Math problem

You have ten identical open-topped boxes with 10 visually identical coins in each.

In nine of the boxes each of the 10 coins has a mass of 10g.
In one box the 10 coins have masses of only 9g each.

How can you find which box is the odd one out?You have a normal mass measurer with a single pan and a scale. With just one weighing you can identify the box with the lighter coins.

What will you weigh?

Reply 1

brianeverit

Original post by Zenarthra

You take 1 coin from the first box, 2 from the second, 3 from the third and so on.
and record the total weight

(edited 9 years ago)

Reply 2

Zenarthra

Original post by brianeverit

You take 1 coin from the first box, 2 from the second, 3 from the third and so on.
and record the total weight

I dont understand O_O?

Reply 3

the_chemist

When you say "one weighing" do you mean you can only take one measurement? Is this even possible? Cuz it seems pretty impossible

Reply 4

Kenan and Kel

Hope you get lucky first time round. If you don't, make balancing scales with the equipment left and use it to find the odd box against the original box measured. Boom!

Reply 5

brianeverit

Original post by Zenarthra

I dont understand O_O?

If the coins all weighed 10 gm then the total of the weigjhing would be 550 gm.
Suppose instead it was (550 -k) gm then the box trhat you took k coins from is the one with the lighter coins.

Reply 6

Zenarthra

Original post by brianeverit

If the coins all weighed 10 gm then the total of the weigjhing would be 550 gm.
Suppose instead it was (550 -k) gm then the box trhat you took k coins from is the one with the lighter coins.

Oh -.-
That was so simple *face palm

THanks!

Reply 7

Zenarthra

Original post by the_chemist

When you say "one weighing" do you mean you can only take one measurement? Is this even possible? Cuz it seems pretty impossible

I guess so xD

Reply 8

Zenarthra

Original post by Kenan and Kel

Hope you get lucky first time round. If you don't, make balancing scales with the equipment left and use it to find the odd box against the original box measured. Boom!

LOOL

Reply 9

the_chemist

Original post by Zenarthra

Oh -.-
That was so simple *face palm

THanks!

I thought you could only take one measurement? Isn't his method taking ten?

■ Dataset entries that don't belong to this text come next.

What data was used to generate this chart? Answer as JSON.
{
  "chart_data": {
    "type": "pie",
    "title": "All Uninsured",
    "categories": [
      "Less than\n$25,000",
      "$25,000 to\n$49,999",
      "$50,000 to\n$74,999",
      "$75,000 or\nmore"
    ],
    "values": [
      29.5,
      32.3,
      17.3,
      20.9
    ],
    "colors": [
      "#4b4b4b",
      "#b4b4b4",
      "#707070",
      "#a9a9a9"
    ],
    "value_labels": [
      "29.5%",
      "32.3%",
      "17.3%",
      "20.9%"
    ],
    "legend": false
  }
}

EDIT: Or at least, more than one?

Reply 10

MathMeister

Isn't it because you can find out how many 9g coins you took out by taking increasing amounts of coins. Therefore, you know what box had the 9g coins.

Reply 11

MathMeister

Isn't it because you can find out how many 9g coins you took out by taking increasing amounts of coins. Therefore, you know what box had the 9g coins. You can find out how many 9g coins are taken out because if the 9g was in a different box, a different amount of 9g coins would be taken out and when you measure it would measure a different amount. You can calculate the weight and see how many 9g coins there are and thus what box it was in.

Reply 12

RoyalBlue7

If you don't mind it - where did you get this problem? :smile:

Reply 13

BabyMaths

Original post by the_chemist

I thought you could only take one measurement? Isn't his method taking ten?

EDIT: Or at least, more than one?

No. It's only one weighing.

Take 1 from the first, 2 from the second etc and weight them all together.

If they were all 10g then the result would be 10(1+2+3+...+10)=550

The actual result will be less by 1, 2, 3...or 10 depending which box held the light coins.